Sourcing from China can be an economically sound decision, but the costs can outweigh the benefits if one picks the wrong companies to work with. It is true that finding a reliable business partner in China can cut costs for your company, but most foreign business people lack knowledge or experience when it comes to Chinese language, culture, and business ethics, so it can be a very difficult and complicated task. Small businesses in particular can suffer big setbacks from working with suppliers who are unreliable and unethical.
It is very important to ensure that the supplier you’ve chosen is a legitimate company that can deliver the goods on time. Plus, it also helps to have business deals with companies that maintain ethical practices in terms of taxation and employee compensation. As the case of Apple has shown, the backlash over perceived employee injustice can reflect poorly on the company and its products.
Here are a few ways to make sure that the sourcing partner you’ve chosen in China is the best possible supplier.
1. The company is registered with the government. All legitimate companies in China are given a unique registration number. A company that cannot provide you with this number is a risk, so it’s best to work only with those who do have a proper registration number. To verify, you will have to get in touch with the Bureau of Industry and Commerce or the local administrative government. It is best to have someone who speaks Mandarin to handle the verification as most officials will be more comfortable speaking in the local tongue.

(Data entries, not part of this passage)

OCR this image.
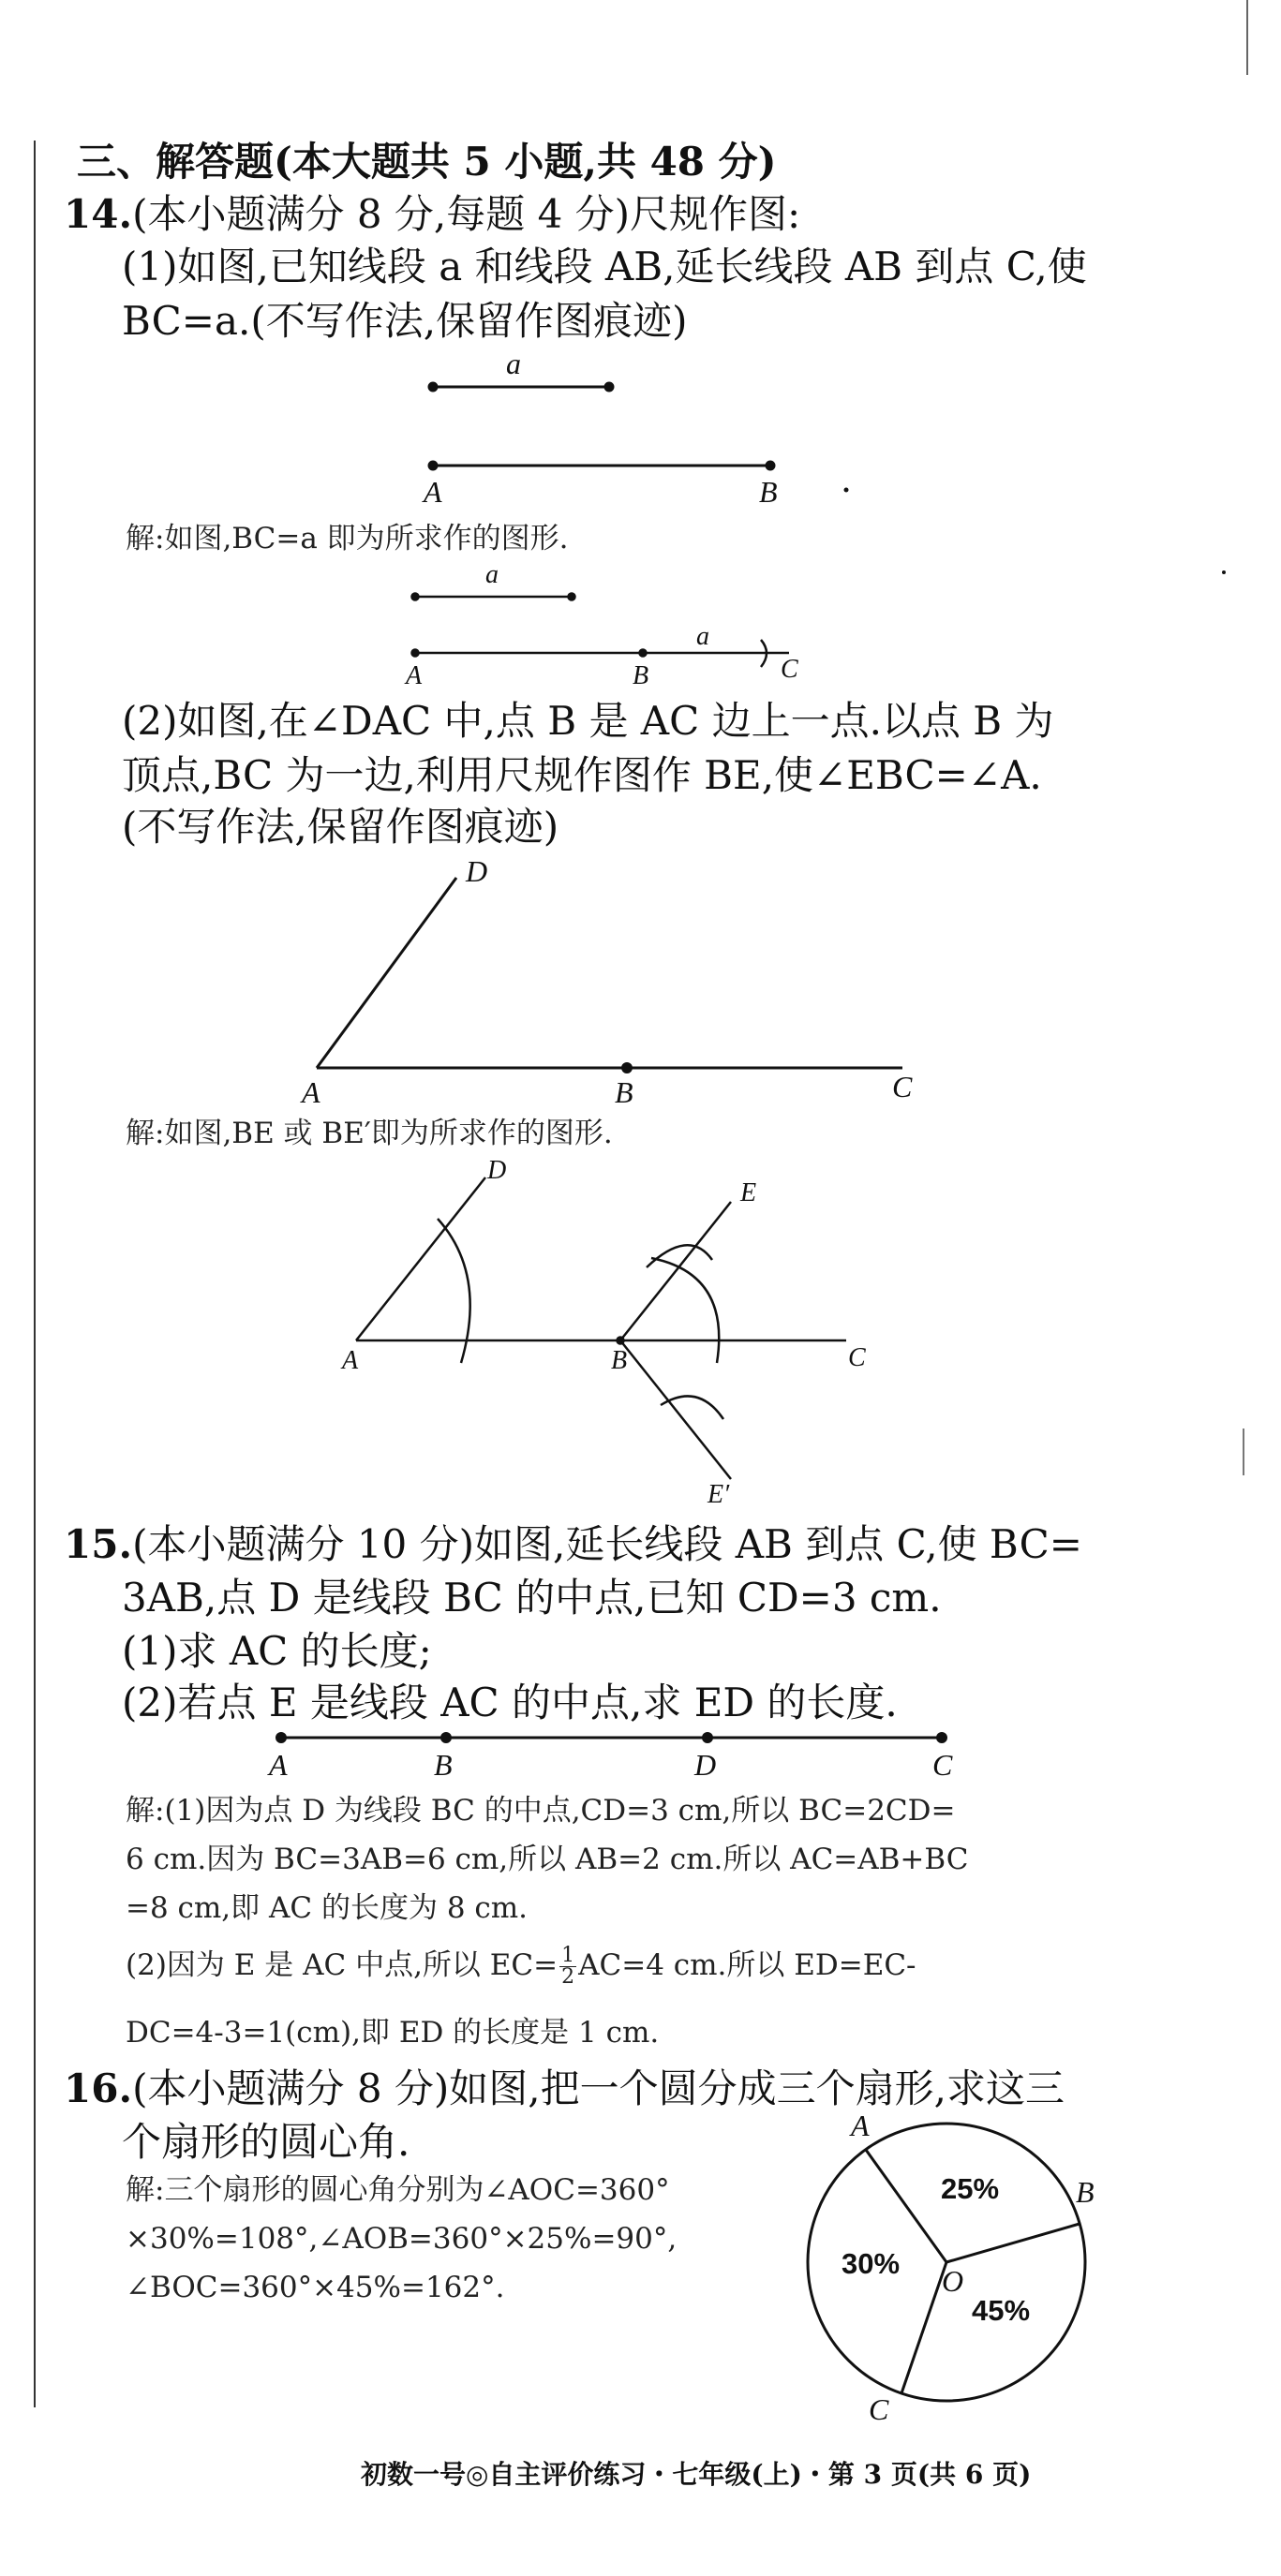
三、解答题(本大题共 5 小题,共 48 分)
14.(本小题满分 8 分,每题 4 分)尺规作图:
(1)如图,已知线段 a 和线段 AB,延长线段 AB 到点 C,使
BC=a.(不写作法,保留作图痕迹)
a
A	B
解:如图,BC=a 即为所求作的图形.
a
a
A	B	C
(2)如图,在∠DAC 中,点 B 是 AC 边上一点.以点 B 为
顶点,BC 为一边,利用尺规作图作 BE,使∠EBC=∠A.
(不写作法,保留作图痕迹)
D
A	B	C
解:如图,BE 或 BE′即为所求作的图形.
D
E
A	B	C
E′
15.(本小题满分 10 分)如图,延长线段 AB 到点 C,使 BC=
3AB,点 D 是线段 BC 的中点,已知 CD=3 cm.
(1)求 AC 的长度;
(2)若点 E 是线段 AC 的中点,求 ED 的长度.
A	B	D	C
解:(1)因为点 D 为线段 BC 的中点,CD=3 cm,所以 BC=2CD=
6 cm.因为 BC=3AB=6 cm,所以 AB=2 cm.所以 AC=AB+BC
=8 cm,即 AC 的长度为 8 cm.
(2)因为 E 是 AC 中点,所以 $EC= \frac{1}{2} AC=4$ cm.所以 ED=EC-
DC=4-3=1(cm),即 ED 的长度是 1 cm.
16.(本小题满分 8 分)如图,把一个圆分成三个扇形,求这三
个扇形的圆心角.
解:三个扇形的圆心角分别为∠AOC=360°
×30%=108°,∠AOB=360°×25%=90°,
∠BOC=360°×45%=162°.
A
B
C
O
25%
30%
45%
初数一号◎自主评价练习・七年级(上)・第 3 页(共 6 页)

2. Meet with your potential new supplier face-to-face. Never place an order with a factory that you have not visited. Try to meet the owner of the company and get a feel for what kind of person he or she is.
3. Walk the factory floor and pay attention to the cleanliness and organization of the factory. Look for underage workers. If you see someone that looks younger than 16, ask your interpreter (not the factory sales person) to ask the person how old they are (in Chinese “Ni duo da le?”).
4. Ask the factory what countries they are shipping to and the names of some of their customers. The factory will usually tell you the countries and may or may not tell you the names of some of their customers. The factory telling you customer names is both good and bad. Good because you know whom they are selling to, but bad because you know they will tell someone else they are selling to you if you become their customer.
5. Walk through their finished good warehouse and look for logos and names of their customers. This is a good way to verify if they have told you customer names already or a way to find out whom they are really shipping to if they have told you they cannot reveal customer names. We think it is better when they tell you their customer names are confidential as that means they respect privacy. Then just by being attentive you can still learn who a few of their customers are.
6. Ask what their total sales are annually. Then later in the meeting ask them the average number of containers they ship per month. Then based on your knowledge and quotes you have received from suppliers, you can estimate the average value of a container based on the type of items you are interested in and verify if their annual sales and containers per month are accurate.
7. If payment terms or payment channels are inconsistent with typical practices in that region or industry, then ask more questions or find a new supplier.
As with most things, ask a lot of questions, look people in the eye when they answer, and follow your intuition.